Further, contrary to the majority's claim, my interpretation of the harmonious nature of the URAA and MCL 600.2102 does not "clearly diminish the requirements of MCL 600.2102." Although it is apparent that the simple method of authentication permitted by the URAA likely makes obsolete the certification method provided by MCL 600.2102, it is still an alternative method of verifying the authenticity of notarial acts. We may not question the wisdom of a statute or inquire as to the methods of the Legislature. See Smith v Cliffs on the Bay Condominium Ass'n, 463 Mich 420, 430; 617 NW2d 536 (2000); McDonald Pontiac-Cadillac-GMC, Inc v Saginaw Co Prosecutor, 150 Mich App 52, 55; 388 NW2d 301 (1986). It may well be that advances in technology, particularly communications and information technology, led to this development of law. In any event, our goal is simply to ascertain and give effect to the intent of the Legislature.
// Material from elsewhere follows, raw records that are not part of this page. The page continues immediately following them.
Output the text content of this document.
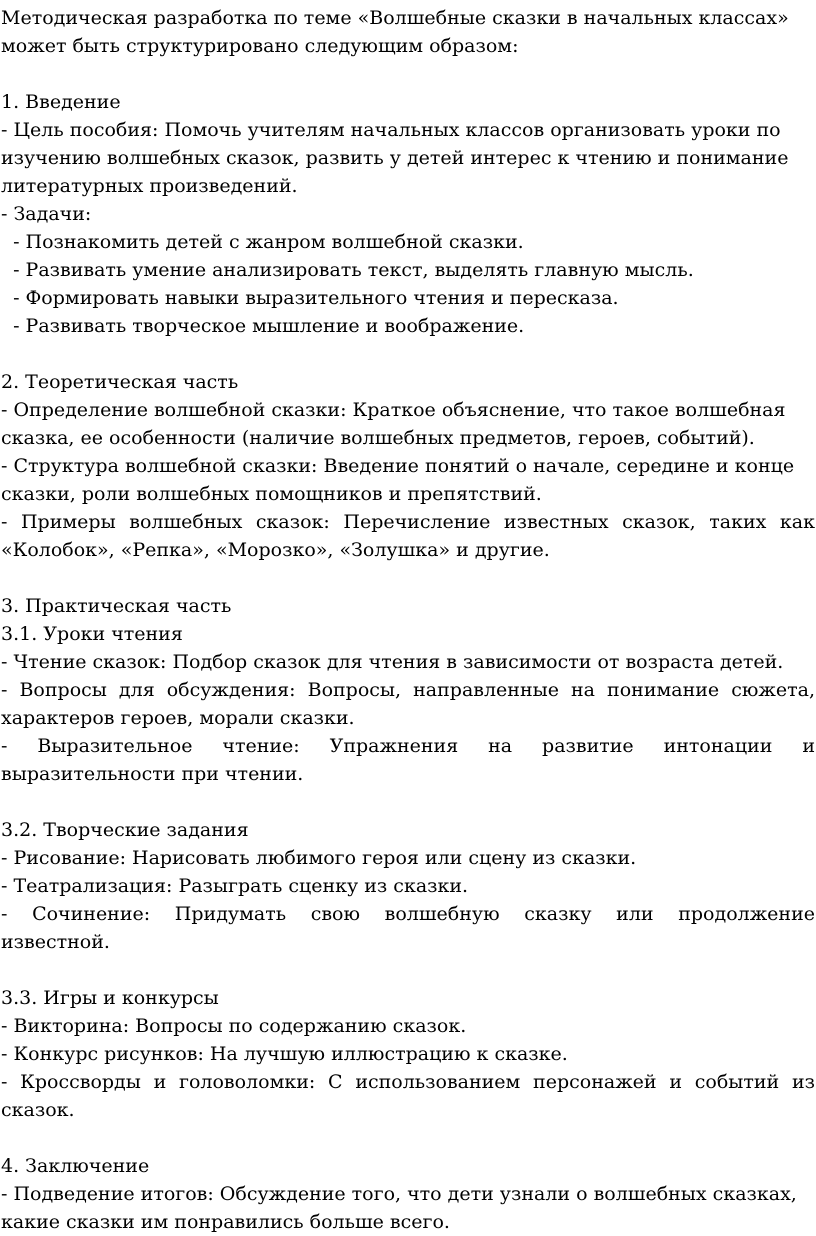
Методическая разработка по теме «Волшебные сказки в начальных классах»
может быть структурировано следующим образом:
1. Введение
- Цель пособия: Помочь учителям начальных классов организовать уроки по
изучению волшебных сказок, развить у детей интерес к чтению и понимание
литературных произведений.
- Задачи:
- Познакомить детей с жанром волшебной сказки.
- Развивать умение анализировать текст, выделять главную мысль.
- Формировать навыки выразительного чтения и пересказа.
- Развивать творческое мышление и воображение.
2. Теоретическая часть
- Определение волшебной сказки: Краткое объяснение, что такое волшебная
сказка, ее особенности (наличие волшебных предметов, героев, событий).
- Структура волшебной сказки: Введение понятий о начале, середине и конце
сказки, роли волшебных помощников и препятствий.
- Примеры волшебных сказок: Перечисление известных сказок, таких как
«Колобок», «Репка», «Морозко», «Золушка» и другие.
3. Практическая часть
3.1. Уроки чтения
- Чтение сказок: Подбор сказок для чтения в зависимости от возраста детей.
- Вопросы для обсуждения: Вопросы, направленные на понимание сюжета,
характеров героев, морали сказки.
- Выразительное чтение: Упражнения на развитие интонации и
выразительности при чтении.
3.2. Творческие задания
- Рисование: Нарисовать любимого героя или сцену из сказки.
- Театрализация: Разыграть сценку из сказки.
- Сочинение: Придумать свою волшебную сказку или продолжение
известной.
3.3. Игры и конкурсы
- Викторина: Вопросы по содержанию сказок.
- Конкурс рисунков: На лучшую иллюстрацию к сказке.
- Кроссворды и головоломки: С использованием персонажей и событий из
сказок.
4. Заключение
- Подведение итогов: Обсуждение того, что дети узнали о волшебных сказках,
какие сказки им понравились больше всего.
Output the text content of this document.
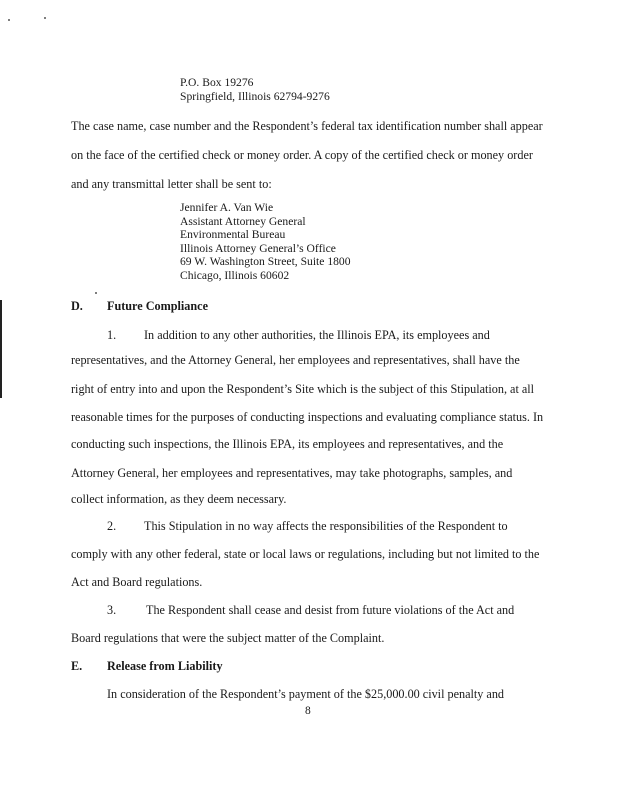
P.O. Box 19276
Springfield, Illinois 62794-9276
The case name, case number and the Respondent’s federal tax identification number shall appear
on the face of the certified check or money order. A copy of the certified check or money order
and any transmittal letter shall be sent to:
Jennifer A. Van Wie
Assistant Attorney General
Environmental Bureau
Illinois Attorney General’s Office
69 W. Washington Street, Suite 1800
Chicago, Illinois 60602
D. Future Compliance
1. In addition to any other authorities, the Illinois EPA, its employees and
representatives, and the Attorney General, her employees and representatives, shall have the
right of entry into and upon the Respondent’s Site which is the subject of this Stipulation, at all
reasonable times for the purposes of conducting inspections and evaluating compliance status. In
conducting such inspections, the Illinois EPA, its employees and representatives, and the
Attorney General, her employees and representatives, may take photographs, samples, and
collect information, as they deem necessary.
2. This Stipulation in no way affects the responsibilities of the Respondent to
comply with any other federal, state or local laws or regulations, including but not limited to the
Act and Board regulations.
3. The Respondent shall cease and desist from future violations of the Act and
Board regulations that were the subject matter of the Complaint.
E. Release from Liability
In consideration of the Respondent’s payment of the $25,000.00 civil penalty and
8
Gladych v New Family Homes, Inc, 468 Mich 594, 597; 664 NW2d 705 (2003). Consistent with that directive, and cognizant of our duty to attempt to reconcile statutes so as to avoid conflict, I must conclude that the URAA, particularly MCL 565.263, and MCL 600.2102 are alternative and viable means of proving notarial acts. See People v Webb, 458 Mich 265, 274; 580 NW2d 884 (1998).


Accordingly, on reconsideration I conclude that the affidavit of merit filed in this matter was sufficient and effective on its face. Therefore, I would reverse the trial court's dismissal of this action on the ground that the affidavit of merit was a nullity and remand the matter back to the trial court for continued proceedings.